Dakota by Gwen Florio narrated by, Caroline Shaffer


Available in House and on Library2Go in audio this review is of the audiobook.

Dakota by Gwen Florio narrated by, Caroline Shaffer 

I should start off by saying that I am a North Dakotan, I live here,  my family lives here, my parents were raised here, so my perspective on this may be different than others.

This was a good mystery and it kept me guessing right up to the reveal. Lola is a reporter who decided to go after a story even though her Montana newspaper and Sheriff boyfriend Charlie tell her not to. She finds herself in the North Dakota Oil patch where the men outnumber the women by a huge percentage and finds herself hip deep in all sorts of trouble. She’s on the hunt for a killer of a young girl and maybe even more girls,  when she puts it together that many women from the Blackfoot Reservation in Magpie, Montana are going to the patch to work and that work ends up being  dancing or prostitution but they are ending up dead, not rich like they were hoping. She takes it upon herself to find the answers and it puts her in danger.

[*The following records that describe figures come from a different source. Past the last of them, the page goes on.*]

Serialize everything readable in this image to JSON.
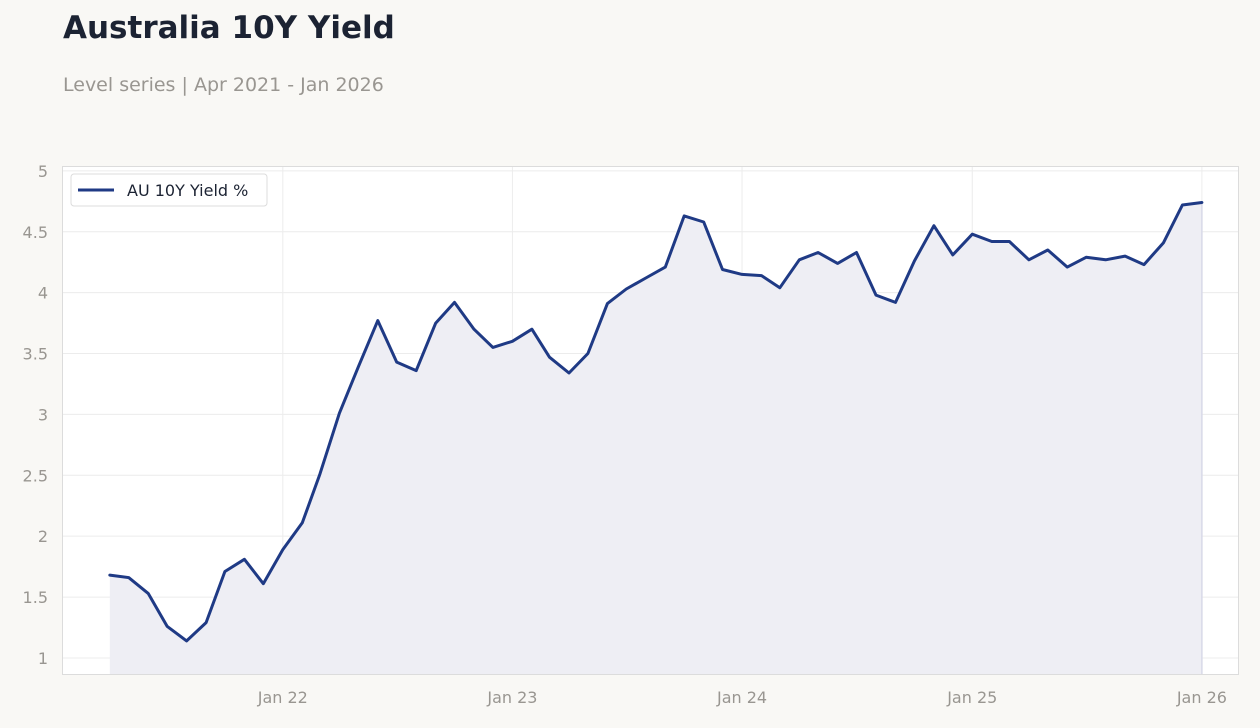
{
  "title": "Australia 10Y Yield",
  "subtitle": "Level series | Apr 2021 - Jan 2026",
  "colors": {
    "line": "#1f3a85",
    "fill": "#eeeef4",
    "grid": "#ececec",
    "frame": "#dcdcdc",
    "background": "#f9f8f5",
    "plot_background": "#ffffff"
  },
  "chart_data": {
    "type": "area",
    "title": "Australia 10Y Yield",
    "subtitle": "Level series | Apr 2021 - Jan 2026",
    "xlabel": "",
    "ylabel": "",
    "xlim": [
      "2021-01-15",
      "2026-03-01"
    ],
    "ylim": [
      0.86,
      5.04
    ],
    "yticks": [
      1,
      1.5,
      2,
      2.5,
      3,
      3.5,
      4,
      4.5,
      5
    ],
    "ytick_labels": [
      "1",
      "1.5",
      "2",
      "2.5",
      "3",
      "3.5",
      "4",
      "4.5",
      "5"
    ],
    "xticks": [
      "2022-01-01",
      "2023-01-01",
      "2024-01-01",
      "2025-01-01",
      "2026-01-01"
    ],
    "xtick_labels": [
      "Jan 22",
      "Jan 23",
      "Jan 24",
      "Jan 25",
      "Jan 26"
    ],
    "grid": true,
    "legend": "top-left",
    "series": [
      {
        "name": "AU 10Y Yield %",
        "x": [
          "2021-04-01",
          "2021-05-01",
          "2021-06-01",
          "2021-07-01",
          "2021-08-01",
          "2021-09-01",
          "2021-10-01",
          "2021-11-01",
          "2021-12-01",
          "2022-01-01",
          "2022-02-01",
          "2022-03-01",
          "2022-04-01",
          "2022-05-01",
          "2022-06-01",
          "2022-07-01",
          "2022-08-01",
          "2022-09-01",
          "2022-10-01",
          "2022-11-01",
          "2022-12-01",
          "2023-01-01",
          "2023-02-01",
          "2023-03-01",
          "2023-04-01",
          "2023-05-01",
          "2023-06-01",
          "2023-07-01",
          "2023-08-01",
          "2023-09-01",
          "2023-10-01",
          "2023-11-01",
          "2023-12-01",
          "2024-01-01",
          "2024-02-01",
          "2024-03-01",
          "2024-04-01",
          "2024-05-01",
          "2024-06-01",
          "2024-07-01",
          "2024-08-01",
          "2024-09-01",
          "2024-10-01",
          "2024-11-01",
          "2024-12-01",
          "2025-01-01",
          "2025-02-01",
          "2025-03-01",
          "2025-04-01",
          "2025-05-01",
          "2025-06-01",
          "2025-07-01",
          "2025-08-01",
          "2025-09-01",
          "2025-10-01",
          "2025-11-01",
          "2025-12-01",
          "2026-01-01"
        ],
        "values": [
          1.68,
          1.66,
          1.53,
          1.26,
          1.14,
          1.29,
          1.71,
          1.81,
          1.61,
          1.89,
          2.11,
          2.51,
          3.01,
          3.39,
          3.77,
          3.43,
          3.36,
          3.75,
          3.92,
          3.7,
          3.55,
          3.6,
          3.7,
          3.47,
          3.34,
          3.5,
          3.91,
          4.03,
          4.12,
          4.21,
          4.63,
          4.58,
          4.19,
          4.15,
          4.14,
          4.04,
          4.27,
          4.33,
          4.24,
          4.33,
          3.98,
          3.92,
          4.26,
          4.55,
          4.31,
          4.48,
          4.42,
          4.42,
          4.27,
          4.35,
          4.21,
          4.29,
          4.27,
          4.3,
          4.23,
          4.41,
          4.72,
          4.74
        ]
      }
    ]
  }
}
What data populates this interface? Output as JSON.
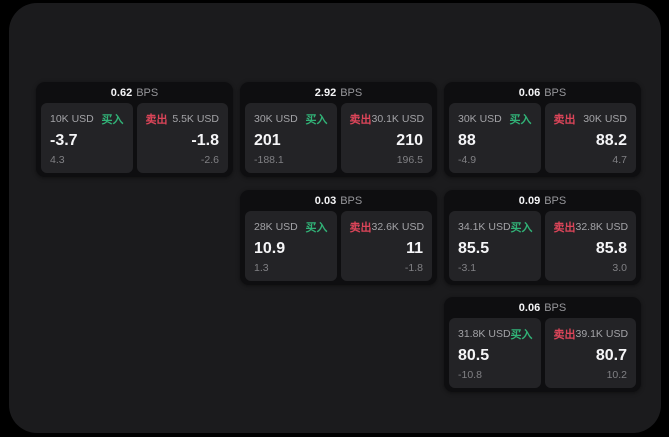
{
  "page": {
    "background": "#000000",
    "surface": "#1b1b1d",
    "card_bg": "#0e0e10",
    "pane_bg": "#232326"
  },
  "labels": {
    "buy_label": "买入",
    "sell_label": "卖出",
    "unit": "BPS"
  },
  "colors": {
    "buy": "#31b277",
    "sell": "#dc4559"
  },
  "cards": [
    {
      "row": 1,
      "col": 1,
      "spread": "0.62",
      "buy_amount": "10K USD",
      "buy_price": "-3.7",
      "buy_delta": "4.3",
      "sell_amount": "5.5K USD",
      "sell_price": "-1.8",
      "sell_delta": "-2.6"
    },
    {
      "row": 1,
      "col": 2,
      "spread": "2.92",
      "buy_amount": "30K USD",
      "buy_price": "201",
      "buy_delta": "-188.1",
      "sell_amount": "30.1K USD",
      "sell_price": "210",
      "sell_delta": "196.5"
    },
    {
      "row": 1,
      "col": 3,
      "spread": "0.06",
      "buy_amount": "30K USD",
      "buy_price": "88",
      "buy_delta": "-4.9",
      "sell_amount": "30K USD",
      "sell_price": "88.2",
      "sell_delta": "4.7"
    },
    {
      "row": 2,
      "col": 2,
      "spread": "0.03",
      "buy_amount": "28K USD",
      "buy_price": "10.9",
      "buy_delta": "1.3",
      "sell_amount": "32.6K USD",
      "sell_price": "11",
      "sell_delta": "-1.8"
    },
    {
      "row": 2,
      "col": 3,
      "spread": "0.09",
      "buy_amount": "34.1K USD",
      "buy_price": "85.5",
      "buy_delta": "-3.1",
      "sell_amount": "32.8K USD",
      "sell_price": "85.8",
      "sell_delta": "3.0"
    },
    {
      "row": 3,
      "col": 3,
      "spread": "0.06",
      "buy_amount": "31.8K USD",
      "buy_price": "80.5",
      "buy_delta": "-10.8",
      "sell_amount": "39.1K USD",
      "sell_price": "80.7",
      "sell_delta": "10.2"
    }
  ]
}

I liked the character of Lola she’s scrappy and fearless, of course that fearlessness gets her in trouble as she dives feet first into a story that is much bigger than she ever expected. I liked this book well enough that I plan to read Florio’s first book Montana and I look forward to reading  more of Lola’s adventure’s especially after the ending of this one I am curious how she will deal with that going forward.

The author also does a good job of respecting the Native Americans while honoring their culture. Also the descriptions of the man camps and the bars near them were pretty spot on.

I wish the narrator, Caroline Shaffer, hadn’t used the movie Fargo to learn a North Dakota accent. The character of Charlotte sounds just like the lady cop on the movie/tv show Fargo, and that annoyed me to no end. Her Native American accents were a little better and the main character was good because she wasn’t from North Dakota. Also The Bakken is pronounced Bahkken (like Bah humbug). It wasn’t that the narrator was bad I liked her narration except when she was doing her Fargo impressions. So I would listen to this new to me narrator again as long as the book wasn’t set in my home state!

This story looks at the gritty underbelly of the Bakken Oil Patch in North Dakota it involves prostitution and human trafficking and it may seem like fiction but unfortunately it is a true consequence of the major influx of people coming to ND to work, the crime rate in ND has gone up considerably and there are a lot of murders and crime on the west end of our state.

One thing that bothered me was, Thor saying this is Dakota, I have never heard anyone from North Dakota call it just Dakota because we need to make the distinction that we are North Dakota Not South Dakota.

3 ½ Stars


I received a copy of this book from the publisher & Librarything however I did end up checking out the audiobook from my library.